Andere haben mehr zu sagen.
Der Friedhofsbesucher malte sich aus, wie es wäre, wenn jede der Stimmen noch einmal Gelegenheit bekäme, gehört zu werden.
Gerd Ingerland erlebte sein Begräbnis nicht als Abschied, sondern als Erledigung.
Der Gemüsehändler Navid al-Bakri hat herausgefunden, das man vieles über Menschen lernen kann, wenn man ihnen dabei zusieht, wie sie ihr Obst und Gemüse aussuchen. Er fühlte sich selten einsam, hatte keinen großen Wünsche und war klug genug, sich seine Träume nicht zu erfüllen.
Herm Leydicke lässt wissen, dass es bei den Toten keine Zeit gibt. Herm sagt auch, dass es vermutlich keinen Gott gibt. Aber das sei nur eine Idee.
Lennie Martin schildert anschaulich seinen ausweglosen Weg in die Spielsucht – das Trauma dieser Erfahrung der Hilflosigkeit hat er mit ins Grab genommen.
K.P. Lindow hatte zum Schluss auf seine alten Hände geblickt und bemerkt, dass sich die Sehnsucht nach den ersten Malen ganz unmerklich in die Hoffnung auf die letzten verwandelt.
Heiner Joseph Landmann, der Bürgermeister, hatte Krebs, bekam Morphium und erkannte im Namensgeber Morpheus den griechischen Gott der Träume, Sohn des Hypnos, Gestaltwandler, Bote zwischen den Welten und Gott des friedlichen Sterbens. Er erinnert sich an die vielen Hände, die er gedrückt, und an die wenigen, die ihn gehalten haben.

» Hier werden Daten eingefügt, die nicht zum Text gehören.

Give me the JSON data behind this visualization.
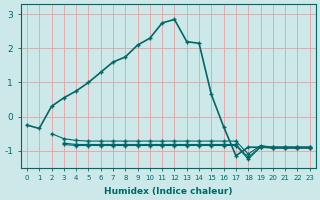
{
  "bg_color": "#cce8e8",
  "grid_color": "#e8a0a0",
  "line_color": "#006868",
  "x_label": "Humidex (Indice chaleur)",
  "xlim": [
    -0.5,
    23.5
  ],
  "ylim": [
    -1.5,
    3.3
  ],
  "yticks": [
    -1,
    0,
    1,
    2,
    3
  ],
  "xticks": [
    0,
    1,
    2,
    3,
    4,
    5,
    6,
    7,
    8,
    9,
    10,
    11,
    12,
    13,
    14,
    15,
    16,
    17,
    18,
    19,
    20,
    21,
    22,
    23
  ],
  "series1": {
    "x": [
      0,
      1,
      2,
      3,
      4,
      5,
      6,
      7,
      8,
      9,
      10,
      11,
      12,
      13,
      14,
      15,
      16,
      17,
      18,
      19,
      20,
      21,
      22,
      23
    ],
    "y": [
      -0.25,
      -0.35,
      0.3,
      0.55,
      0.75,
      1.0,
      1.3,
      1.6,
      1.75,
      2.1,
      2.3,
      2.75,
      2.85,
      2.2,
      2.15,
      0.65,
      -0.3,
      -1.15,
      -0.9,
      -0.9,
      -0.9,
      -0.9,
      -0.9,
      -0.9
    ]
  },
  "series2": {
    "x": [
      2,
      3,
      4,
      5,
      6,
      7,
      8,
      9,
      10,
      11,
      12,
      13,
      14,
      15,
      16,
      17,
      18,
      19,
      20,
      21,
      22,
      23
    ],
    "y": [
      -0.5,
      -0.65,
      -0.7,
      -0.72,
      -0.72,
      -0.72,
      -0.72,
      -0.72,
      -0.72,
      -0.72,
      -0.72,
      -0.72,
      -0.72,
      -0.72,
      -0.72,
      -0.72,
      -1.1,
      -0.85,
      -0.9,
      -0.9,
      -0.9,
      -0.9
    ]
  },
  "series3": {
    "x": [
      3,
      4,
      5,
      6,
      7,
      8,
      9,
      10,
      11,
      12,
      13,
      14,
      15,
      16,
      17,
      18,
      19,
      20,
      21,
      22,
      23
    ],
    "y": [
      -0.78,
      -0.82,
      -0.82,
      -0.82,
      -0.82,
      -0.82,
      -0.82,
      -0.82,
      -0.82,
      -0.82,
      -0.82,
      -0.82,
      -0.82,
      -0.82,
      -0.82,
      -1.2,
      -0.88,
      -0.92,
      -0.92,
      -0.92,
      -0.92
    ]
  },
  "series4": {
    "x": [
      3,
      4,
      5,
      6,
      7,
      8,
      9,
      10,
      11,
      12,
      13,
      14,
      15,
      16,
      17,
      18,
      19,
      20,
      21,
      22,
      23
    ],
    "y": [
      -0.82,
      -0.85,
      -0.85,
      -0.85,
      -0.85,
      -0.85,
      -0.85,
      -0.85,
      -0.85,
      -0.85,
      -0.85,
      -0.85,
      -0.85,
      -0.85,
      -0.85,
      -1.25,
      -0.9,
      -0.93,
      -0.93,
      -0.93,
      -0.93
    ]
  }
}
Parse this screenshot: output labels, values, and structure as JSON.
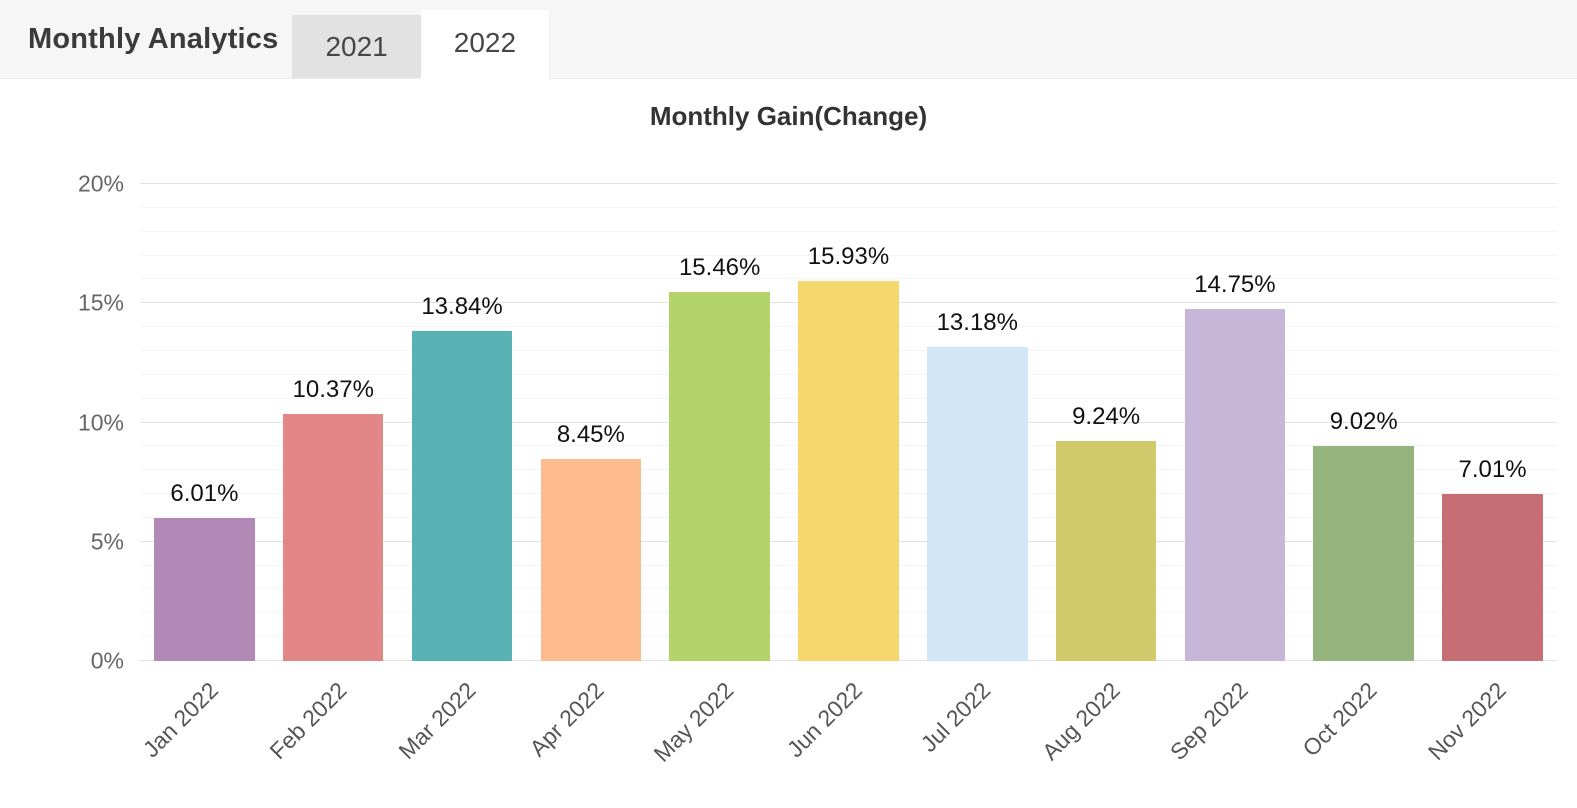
{
  "header": {
    "title": "Monthly Analytics",
    "tabs": [
      {
        "label": "2021",
        "active": false
      },
      {
        "label": "2022",
        "active": true
      }
    ]
  },
  "chart_data": {
    "type": "bar",
    "title": "Monthly Gain(Change)",
    "categories": [
      "Jan 2022",
      "Feb 2022",
      "Mar 2022",
      "Apr 2022",
      "May 2022",
      "Jun 2022",
      "Jul 2022",
      "Aug 2022",
      "Sep 2022",
      "Oct 2022",
      "Nov 2022"
    ],
    "values": [
      6.01,
      10.37,
      13.84,
      8.45,
      15.46,
      15.93,
      13.18,
      9.24,
      14.75,
      9.02,
      7.01
    ],
    "value_labels": [
      "6.01%",
      "10.37%",
      "13.84%",
      "8.45%",
      "15.46%",
      "15.93%",
      "13.18%",
      "9.24%",
      "14.75%",
      "9.02%",
      "7.01%"
    ],
    "bar_colors": [
      "#b289b6",
      "#e38687",
      "#58b2b3",
      "#fdba8c",
      "#b3d46b",
      "#f5d76e",
      "#d3e6f8",
      "#d0ca6c",
      "#c6b7d9",
      "#95b37d",
      "#c66e73"
    ],
    "xlabel": "",
    "ylabel": "",
    "ylim": [
      0,
      20
    ],
    "y_major_step": 5,
    "y_minor_step": 1,
    "y_tick_labels": [
      "0%",
      "5%",
      "10%",
      "15%",
      "20%"
    ],
    "grid": true,
    "legend": false,
    "grid_major_color": "#e2e2e2",
    "grid_minor_color": "#f4f4f4"
  }
}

Susann Tessler bestreitet, dass der Tod nur ein Wort ist. Henriette war siebenundsechzig Tage lang ihre Freundin, die beste, die sie in ihrem Leben hatte, gestorben sechsundzwanzig Tage vor ihr. Susann sagt, die einzige Möglichkeit, im Alter nicht lächerlich zu werden, sei die eigene Lächerlichkeit anzuerkennen.
Annelie Lorbeer hätte aus reiner Neugier gerne das Sterben mitbekommen.
Jede der Geschichten hat einen Bezug zu einer der anderen. Über ein paar Ecken kennt jeder Jeden, wie man es von einer Kleinstadt erwartet. Paulstadt ist aber nicht klein genug, um nicht von einem Freizeitzentrum mit Wettbüro umd Spielhalle beglückt zu werden – verblüffend, wie oft einem in der Literatur das Glücksspiel begegnet.
Ich stelle mir vor, dass Seethalers Buch eine Fundgrube für Trauerredner ist. Und für Trauernde.
Und ich stelle mir eine Übung vor:
Welche Geschichte oder gar Lebensgeschichte würde meine Stimme aus dem Grab erzählen?